Unincorporated community in California, United States

Rincon del Diablo (Spanish Rincón del Diablo, meaning "Corner of the Devil") is a community in San Diego County, California. Because it predates Escondido and other geopolitical boundaries, it does not necessarily correspond to present day definitions.

Western and northern parts of the community contain low-density semi-rural housing. Southeastern part is agricultural. The Orfila winery is located on the border between Rincon del Diablo and San Diego.

The community is divided between Zip Codes 92025 and 92027. The area code is 760. In part, is within the "sphere of influence" of Escondido, and therefore those parts may eventually be annexed to the city. Current city policies prevent the city from actively seeking annexation of new land and require property owners to petition to be annexed, a slow and expensive process.

It shares the name with the original Rancho Rincon del Diablo that included the city of Escondido and surrounding areas in the 19th century.
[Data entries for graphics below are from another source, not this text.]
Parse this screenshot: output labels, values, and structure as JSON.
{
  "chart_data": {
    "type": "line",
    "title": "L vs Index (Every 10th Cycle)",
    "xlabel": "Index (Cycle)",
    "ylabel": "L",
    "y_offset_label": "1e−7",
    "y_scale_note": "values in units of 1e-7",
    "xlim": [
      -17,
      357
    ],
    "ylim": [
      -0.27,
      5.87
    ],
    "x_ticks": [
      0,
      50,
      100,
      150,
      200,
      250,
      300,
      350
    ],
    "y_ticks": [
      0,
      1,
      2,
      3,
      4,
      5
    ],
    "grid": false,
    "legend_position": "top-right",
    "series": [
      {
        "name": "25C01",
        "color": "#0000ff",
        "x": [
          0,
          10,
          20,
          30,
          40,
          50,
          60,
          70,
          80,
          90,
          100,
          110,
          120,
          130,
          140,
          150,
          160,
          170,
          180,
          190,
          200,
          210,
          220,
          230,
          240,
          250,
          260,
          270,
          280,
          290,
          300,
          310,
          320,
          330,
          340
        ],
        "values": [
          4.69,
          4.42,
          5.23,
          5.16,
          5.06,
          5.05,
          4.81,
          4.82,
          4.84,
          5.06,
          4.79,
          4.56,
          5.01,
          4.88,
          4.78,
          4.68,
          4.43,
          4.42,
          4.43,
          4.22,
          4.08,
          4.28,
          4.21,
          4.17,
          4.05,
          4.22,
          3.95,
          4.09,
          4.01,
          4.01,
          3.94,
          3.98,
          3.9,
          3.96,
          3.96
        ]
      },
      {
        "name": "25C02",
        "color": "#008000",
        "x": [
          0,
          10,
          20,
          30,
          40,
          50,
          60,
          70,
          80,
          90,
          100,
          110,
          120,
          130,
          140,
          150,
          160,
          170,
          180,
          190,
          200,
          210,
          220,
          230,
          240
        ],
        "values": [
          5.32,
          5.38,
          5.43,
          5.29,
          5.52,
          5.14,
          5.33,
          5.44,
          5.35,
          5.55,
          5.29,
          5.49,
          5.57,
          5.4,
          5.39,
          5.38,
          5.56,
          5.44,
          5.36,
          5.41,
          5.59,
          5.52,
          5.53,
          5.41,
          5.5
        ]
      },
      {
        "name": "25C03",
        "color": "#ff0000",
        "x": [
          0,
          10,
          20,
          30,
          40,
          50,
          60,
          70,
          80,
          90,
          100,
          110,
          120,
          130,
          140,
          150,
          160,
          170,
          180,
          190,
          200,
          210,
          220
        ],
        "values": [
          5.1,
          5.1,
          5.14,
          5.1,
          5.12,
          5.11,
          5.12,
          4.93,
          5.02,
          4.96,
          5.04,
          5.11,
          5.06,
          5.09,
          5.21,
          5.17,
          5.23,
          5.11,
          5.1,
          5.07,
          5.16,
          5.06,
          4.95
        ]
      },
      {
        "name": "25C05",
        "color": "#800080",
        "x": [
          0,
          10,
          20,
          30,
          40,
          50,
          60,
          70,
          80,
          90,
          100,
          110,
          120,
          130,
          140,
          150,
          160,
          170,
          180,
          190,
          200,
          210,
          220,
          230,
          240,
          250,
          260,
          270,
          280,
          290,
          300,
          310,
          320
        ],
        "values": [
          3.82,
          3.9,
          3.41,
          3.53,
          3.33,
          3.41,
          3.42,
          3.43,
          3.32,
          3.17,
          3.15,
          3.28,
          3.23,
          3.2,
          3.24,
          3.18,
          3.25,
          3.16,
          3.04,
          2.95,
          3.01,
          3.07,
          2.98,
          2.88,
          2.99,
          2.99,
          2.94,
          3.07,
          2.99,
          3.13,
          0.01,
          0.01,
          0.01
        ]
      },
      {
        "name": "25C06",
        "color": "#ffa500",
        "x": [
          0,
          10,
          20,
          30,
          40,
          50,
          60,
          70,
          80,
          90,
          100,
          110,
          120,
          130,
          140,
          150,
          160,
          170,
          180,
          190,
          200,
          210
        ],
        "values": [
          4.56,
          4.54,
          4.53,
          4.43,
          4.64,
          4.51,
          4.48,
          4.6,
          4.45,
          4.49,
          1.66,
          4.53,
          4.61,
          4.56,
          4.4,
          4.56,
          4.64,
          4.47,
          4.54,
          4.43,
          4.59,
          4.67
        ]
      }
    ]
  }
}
Rincon del Diablo means "Corner of the devil or where evil ones abide" in Spanish referring to lands outside Christianity or unenlightened - a dark place to fear. In reference to the beliefs of that period being what is not of Christians belongs to evil. The full name was likely shortened to simply Rincon del Diablo as the Rancho identified this specific place whereas Spanish maps of the lands known labeled the unknown as harboring evils.

The United States Census Bureau does not provide demographic estimates for the community. Rincon Del Diablo includes census tract 207.06 of San Diego County. According to SANDAG estimates, total population of census tract 207.06 is 6,159 people. Median household income is $116,487. 19.2% are under the age of 18 and 17.3% are over 65. Median age is 46.1 years. Ethnic makeup is 76.5% non-Hispanic White, 15.7% Hispanic, 4.4% Asian / Pacific Islander. In 2008, there were 4,572 registered voters in the community.